Laut Bauherr und Architekt ist eine Sanierung des Weinnests so gut wie unmöglich. Das Urteil eines Statikers lautete: „Die Rückführung des Gebäudes in eine planmäßige Standsicherheit, (…), sehen wir in keinem umsetzbaren Rahmen.“Ein Gutachter des Prüfamtes für Standsicherheit bestätigte das. Eine Sanierung sei unwirtschaftlich.
Laut Denkmalrecht muss derjenige, welcher einen prägenden Bestandteil eines Denkmalensembles abreißen möchte, darlegen, dass eine Sanierung unwirtschaftlich ist. Bei diesem Nachweis seien die gesetzlichen Kriterien erheblich zugunsten des Bauherren „verbessert“worden, hält die Baureferentin dem Architekten vor. Das ehemalige Weinnest sei trotz seines schlechten Zustands selbst für einen unbefangenen Betrachter ein „besonderes“Gebäude. „Arbeiten im Innenraum haben zwar seinen Status als Einzelbaudenkmal beseitigt, das Gebäude stammt jedoch erkennbar aus früherer Zeit und veranschaulicht die damalige Baukultur“, so Sedlmair.
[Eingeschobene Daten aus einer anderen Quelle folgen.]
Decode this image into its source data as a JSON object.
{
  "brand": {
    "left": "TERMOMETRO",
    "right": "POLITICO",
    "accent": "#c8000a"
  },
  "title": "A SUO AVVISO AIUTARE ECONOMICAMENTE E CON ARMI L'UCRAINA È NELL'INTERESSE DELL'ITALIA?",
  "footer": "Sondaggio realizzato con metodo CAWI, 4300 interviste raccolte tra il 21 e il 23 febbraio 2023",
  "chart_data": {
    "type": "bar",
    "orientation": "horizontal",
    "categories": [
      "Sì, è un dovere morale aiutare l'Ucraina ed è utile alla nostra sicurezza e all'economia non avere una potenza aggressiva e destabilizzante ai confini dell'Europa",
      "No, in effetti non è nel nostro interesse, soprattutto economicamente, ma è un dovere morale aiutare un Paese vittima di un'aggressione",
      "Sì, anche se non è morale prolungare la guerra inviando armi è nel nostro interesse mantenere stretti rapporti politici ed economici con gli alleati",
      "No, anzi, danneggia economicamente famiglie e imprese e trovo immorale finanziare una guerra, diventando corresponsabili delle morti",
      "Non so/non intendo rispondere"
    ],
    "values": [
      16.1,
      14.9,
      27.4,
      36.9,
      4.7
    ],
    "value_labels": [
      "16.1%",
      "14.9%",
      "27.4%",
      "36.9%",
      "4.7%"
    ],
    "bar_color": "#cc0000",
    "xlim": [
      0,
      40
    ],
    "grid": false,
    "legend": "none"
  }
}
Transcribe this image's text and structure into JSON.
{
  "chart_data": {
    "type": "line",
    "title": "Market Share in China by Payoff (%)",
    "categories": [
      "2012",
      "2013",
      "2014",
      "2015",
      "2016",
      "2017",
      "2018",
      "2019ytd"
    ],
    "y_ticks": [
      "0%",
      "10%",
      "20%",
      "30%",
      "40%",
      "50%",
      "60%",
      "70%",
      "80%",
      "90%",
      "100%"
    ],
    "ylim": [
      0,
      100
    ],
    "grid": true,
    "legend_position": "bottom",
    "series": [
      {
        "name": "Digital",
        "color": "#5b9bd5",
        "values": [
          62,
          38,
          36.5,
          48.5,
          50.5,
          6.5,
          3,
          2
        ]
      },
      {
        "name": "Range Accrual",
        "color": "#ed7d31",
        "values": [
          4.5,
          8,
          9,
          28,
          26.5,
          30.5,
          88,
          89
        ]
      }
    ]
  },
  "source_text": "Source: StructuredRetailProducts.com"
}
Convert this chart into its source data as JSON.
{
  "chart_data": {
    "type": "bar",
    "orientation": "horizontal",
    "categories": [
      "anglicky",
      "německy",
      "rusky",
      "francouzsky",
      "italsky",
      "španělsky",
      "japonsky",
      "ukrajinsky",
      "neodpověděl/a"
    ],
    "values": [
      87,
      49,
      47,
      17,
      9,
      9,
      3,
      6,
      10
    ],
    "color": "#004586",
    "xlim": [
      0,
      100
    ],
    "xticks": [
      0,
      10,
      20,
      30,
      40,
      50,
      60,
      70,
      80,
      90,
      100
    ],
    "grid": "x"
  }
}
Der Augsburger Architekt beschwert sich, die Stadt und das Denkmalamt hätten sich geweigert, geforderte Planänderungen mit ihm zu besprechen und bei einem Ortstermin das Gebäudeinnere in Augenschein zu nehmen, um Details zu besprechen.
Das mag Lillian Sedlmair nicht so stehen lassen. Der besagte Ortstermin habe zeitweise im Erdgeschoss des Weinnests stattgefunden – die Obergeschosse seien nur deswegen nicht nochmals begangen worden, weil alle Entscheidungsträger dort schon mehrmals waren.
Streit zwischen Bauherr und Stadt gibt es auch darüber, ob zuerst der Abriss oder erst die Neubauplanung genehmigt werden muss. Selajdin Bajraktari betont, er könne das Gebäude nicht planen, ohne zu wissen, ob es einen Keller hat. Und das lasse sich nur auf Basis der archäologischen Untersuchungen klären.
Von dieser Argumentation habe sie erst aus dem Artikel unserer Redaktion erfahren, so Sedlmair. Die Bauverwaltung habe den Architekten über das Thema Archäologie informiert, dieser habe den Neubauantrag dennoch mit großem Keller eingereicht. Auch die weiteren Schwierigkeiten in Zusammenhang mit der Unterkellerung, etwa Unterfangungen der Nachbargebäude, Einfluss auf deren Standsicherheit und die damit verbundene massive Kostensteigerung „sollten doch einem denkmalfachlich versierten Fachmann seit jeher unschwer geläufig gewesen sein“, sagt die Baureferentin. Aufgrund dieser Probleme seien Keller in der Altstadt eher Ausnahme als Regel. „Das aufgeworfene Problem wurde trotz mehrfacher Anforderung von Bauantragsunterlagen für den Neubau gegenüber der Verwaltung durch Bauherrn und Architekt niemals thematisiert“, so Sedlmair. Das Weinnest steht seit 2018 leer, es ist ein Schandfleck in der Altstadt. Das kann auch der Stadt Friedberg nicht recht sein. Wie könnte es aus ihrer Sicht weitergehen?
Laut Bauverwaltung kann der Architekt „den korrekten, rechtlich erforderlichen Nachweis der Unwirtschaftlichkeit des Abbruchs erbringen, gerne parallel die Antragsunterlagen zum Antrag auf Neubau inklusive gewissermaßen vorsorglich geplanten größerem Keller nachbessern und – eine Zustimmung der Denkmalpflege zu Abbruch und Keller vorausgesetzt – später während der Bautätigkeiten anhand der vorgefundenen Situation eigenverantwortlich entscheiden, ob er den Keller auch tatsächlich ausführt“. Das sei das übliche Vorgehen – nicht nur in Friedberg.